Trading Forex Currencies Guide for Newbies
The Forex market is termed as being the largest financial market globally. It is even more significant than a stock market, having a volume of about 6.6 trillion dollars daily. Forex can be explained as being a network of sellers and buyers transferring currency amongst each other. As such, it’s the means through which central banks, companies, and individuals convert currencies. So, if you have ever gone to a different country, the chances are that you made a foreign transaction.
While there is forex that’s done for practical reasons, most currency conversion happens with the intent of making a profit. The currencies that are converted daily cause the volatility of other currencies. This volatility is what makes forex appealing to traders. It comes with a high chance of making a profit and its fair share of risks.
Currency markets and how they work
Unlike commodities or shares, forex trading directly takes place between two traders. It could also be considered to be an OTC (over the counter) market. The market is operated by different banks from all over the world spread across the major trading centers. They include Tokyo, Sydney, New York, and London. Since there isn’t a given central location, traders can trade day and night.
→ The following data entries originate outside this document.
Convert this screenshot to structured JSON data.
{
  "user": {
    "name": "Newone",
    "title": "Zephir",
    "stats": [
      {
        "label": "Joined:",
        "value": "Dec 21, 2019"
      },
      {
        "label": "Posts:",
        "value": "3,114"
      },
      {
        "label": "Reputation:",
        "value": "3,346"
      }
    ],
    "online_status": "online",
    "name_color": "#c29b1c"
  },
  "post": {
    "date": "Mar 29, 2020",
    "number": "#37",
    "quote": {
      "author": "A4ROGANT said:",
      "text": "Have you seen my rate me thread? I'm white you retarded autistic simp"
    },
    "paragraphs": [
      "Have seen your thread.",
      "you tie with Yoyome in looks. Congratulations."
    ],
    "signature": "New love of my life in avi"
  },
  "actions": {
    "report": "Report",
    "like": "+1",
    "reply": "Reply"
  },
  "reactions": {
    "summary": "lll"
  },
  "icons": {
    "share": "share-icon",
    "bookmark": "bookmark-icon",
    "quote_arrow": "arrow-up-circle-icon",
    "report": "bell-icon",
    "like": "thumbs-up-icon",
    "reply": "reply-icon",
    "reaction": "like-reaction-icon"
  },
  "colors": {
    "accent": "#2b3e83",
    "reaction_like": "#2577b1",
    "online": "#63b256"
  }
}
The forex market can be divided into three different types:
- Future: Here, there is a contract agreeing to sell and buy given currencies at specific prices and a set date in the future. These contracts are also legally binding.
- Forward: Here, a contract is agreed upon to sell and buy some currencies, and the buying price is set. This is to be settled at a given future date or within several dates specified in the future.
- Spot: This is the physical exchange of a pair of currencies. It takes place at the point where that trade is settled (on the spot). It can also take place within a short time.
Quote and Base currency.
A quote currency is the second currency listed in forex pairs, and a base currency is the first currency. Forex trading entails the selling of a currency to purchase another currency. This is the reason why it’s quoted in pairs. A forex pair price means the amount a base currency unit is in a quoted currency.
Three-letter codes represent each currency in a pair. The code contains two letters representing the region, and the last letter represents the currency. For example, USD means US (United States), and the ‘D’ is the dollar. So, a USD/GBP currency pair involves buying the US dollar and selling the Great British pound.
How pairs are categorized
To maintain order, providers will be seen splitting pairs into these categories:
- Regional pairs: These are pairs classified by their regions. For example, Australasia or Scandinavia include NZD/AUD (New Zealand dollar vs. Australian dollar), NOK/EUR (Norwegian Krona vs. Euro), etc.
- Exotics: This refers to a major currency being paired against an emerging economy. For example, GBP/PLN (Great Britain pound vs. Polish zloty), USD/MXN (US dollar vs. Mexican peso).
- Minor pairs: This refers to the currencies that are traded less frequently. They are usually major currencies against other major currencies. For example, GBP/JPY (Great Britain pound vs. Japanese Yen), EUR/CHF (Euro vs. Swiss Franc), EUR.GBP (Euro vs. Great Britain pound).
- Major pairs: This refers to several currencies that make up, up to 80% of forex trading worldwide. They include AUD/USD, USD/CAD, USD/CHF, GBP/USD, USD/JPY, EUR/USD.
Forces driving the Foreign Exchange market
As earlier stated, many currencies from all other the world make up the forex market. This makes predicting exchange rates difficult because many different factors can affect price movement.
Even so, just like many financial markets, forex is driven by the supply and demand forces. The influences driving forex price fluctuations include;
- Central banks: They control supply and have the power to announce measures that significantly affect a currency’s price, e.g., quantitative easing.
- News reports: Positive reporting about a region attracts investors, thus increasing that region’s currency demand.
- Market sentiment: This plays hand-in-hand with the news. Makin traders believe that a market is heading in a specific direction could decrease or increase demand.
- Economic data: This gives an insight into an economy’s performance and what the central bank will do, making prediction easier for traders.
There are many different ways of trading forex, but they’ll all work similarly, i.e., the simultaneous purchase of a currency as you sell another. All you need to do is determine if you want to utilize the services of a forex broker or use derivatives such as CFD trading.